Neoliberalism, along with its companion disorders - free market fundamentalism and globalization - is a scam. It is nothing more than a now failed ideology that was launched on a narrow theory we now know was premised on very unwise assumptions. Thank you Messrs. Hayek and Friedman. Thank you Margaret Thatcher. Thank you Ronald Reagan. Thank you Brian Mulroney. Thank you every flunky president and prime minister so instrumental in perpetuating this self-destructive myth in the intervening years, the current crew included.

The tent pole is only as strong as public confidence in it. When that confidence fails, so too the tent pole.

As I wrote yesterday:

Just as the Charter vested in Canadians real democratic power, neoliberalism has undermined our democracy, eroded our state sovereignty. It has ushered in the rise of corporatism. Today the imbalance isn't between the state and the citizenry. Your father resolved that. It's now between the corporate sector and the citizenry.
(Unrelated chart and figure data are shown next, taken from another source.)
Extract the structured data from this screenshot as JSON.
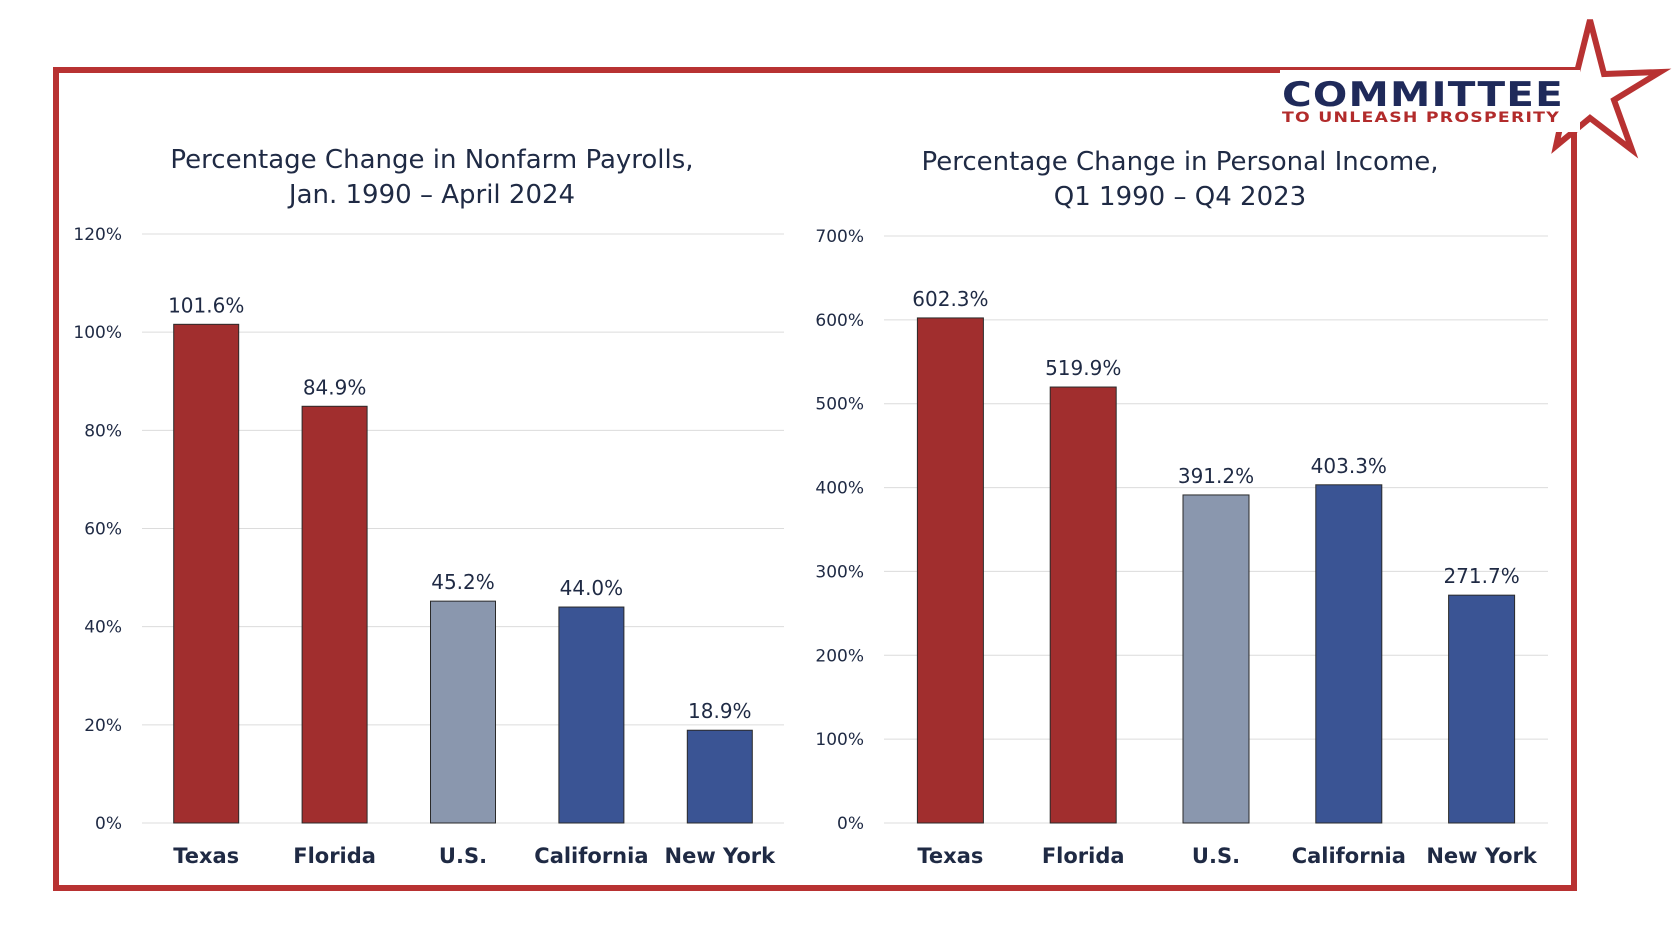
{
  "colors": {
    "frame": "#b83232",
    "red": "#a12e2e",
    "gray_blue": "#8a97ae",
    "blue": "#3a5494",
    "text": "#1f2a44"
  },
  "logo": {
    "main": "COMMITTEE",
    "sub": "TO UNLEASH PROSPERITY",
    "icon": "star-icon"
  },
  "chart_data": [
    {
      "type": "bar",
      "title_lines": [
        "Percentage Change in Nonfarm Payrolls,",
        "Jan. 1990 – April 2024"
      ],
      "categories": [
        "Texas",
        "Florida",
        "U.S.",
        "California",
        "New York"
      ],
      "values": [
        101.6,
        84.9,
        45.2,
        44.0,
        18.9
      ],
      "value_labels": [
        "101.6%",
        "84.9%",
        "45.2%",
        "44.0%",
        "18.9%"
      ],
      "bar_colors": [
        "#a12e2e",
        "#a12e2e",
        "#8a97ae",
        "#3a5494",
        "#3a5494"
      ],
      "ylim": [
        0,
        120
      ],
      "yticks": [
        0,
        20,
        40,
        60,
        80,
        100,
        120
      ],
      "ytick_labels": [
        "0%",
        "20%",
        "40%",
        "60%",
        "80%",
        "100%",
        "120%"
      ],
      "grid": true
    },
    {
      "type": "bar",
      "title_lines": [
        "Percentage Change in Personal Income,",
        "Q1 1990 – Q4 2023"
      ],
      "categories": [
        "Texas",
        "Florida",
        "U.S.",
        "California",
        "New York"
      ],
      "values": [
        602.3,
        519.9,
        391.2,
        403.3,
        271.7
      ],
      "value_labels": [
        "602.3%",
        "519.9%",
        "391.2%",
        "403.3%",
        "271.7%"
      ],
      "bar_colors": [
        "#a12e2e",
        "#a12e2e",
        "#8a97ae",
        "#3a5494",
        "#3a5494"
      ],
      "ylim": [
        0,
        700
      ],
      "yticks": [
        0,
        100,
        200,
        300,
        400,
        500,
        600,
        700
      ],
      "ytick_labels": [
        "0%",
        "100%",
        "200%",
        "300%",
        "400%",
        "500%",
        "600%",
        "700%"
      ],
      "grid": true
    }
  ]
}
The imbalance lurks behind a variety of social ills, societal malignancies, including the wage gap: the rise of inequality of wealth, income and opportunities; the severance of the bond between government and citizen; the subordination of the responsibilities of government to the populace in favour of the influences of commerce. All of this, and more, leaves us with a society that is no longer as "just" as your father left us. It is tarnished, enfeebled, and, at its rotten heart, transactional. These are the benchmarks of a society in serious decline that, if not arrested and reversed, ensure eventual democratic collapse.

We too have been lulled into remaking our "social and political institutions into pale copies of the market." We have all too freely surrendered important incidents of our national sovereignty to this same market to the point where, in many critical areas that impact on the lives of our people, the market and our government (or what remains of it) co-govern.

Neoliberalism is a con game, a confidence game. It works on the strength of the confidence of the duped. That confidence can be lost in a heart beat when the prey finally realize they've been had, swindled. 

The writing is on the wall. It's now the solemn duty of our government, Justin Trudeau and Company, to read it and act. What they do today and in the days and months ahead may make the difference between merely bad or much, much worse.

5 comments:

Toby said...

Neoliberalism is Justin's Plan B. Don't any other Liberals have anything to say? Trudeau Jr.'s government is more and more looking like Harper's dictatorship.

The Mound of Sound said...


Toby, we have to start clamoring for more, for something better, a genuine Plan B.

Anonymous said...

The biggest crime of the banksters' mafia was a deliberate derailing the population control agenda. More consumers, more growth. Pox on them...
A..non

Tim said...

I really think his chief of election scandal said it all, he was telling the pipeline companies how to woo this government. Nothing has changed and may be worse because it is said with a smile.

Hugh said...

I agree that neoliberalism is a scam. But the idea that we need economic growth is part of the scam - it's a hoax. The last thing we want to do is grow the economy.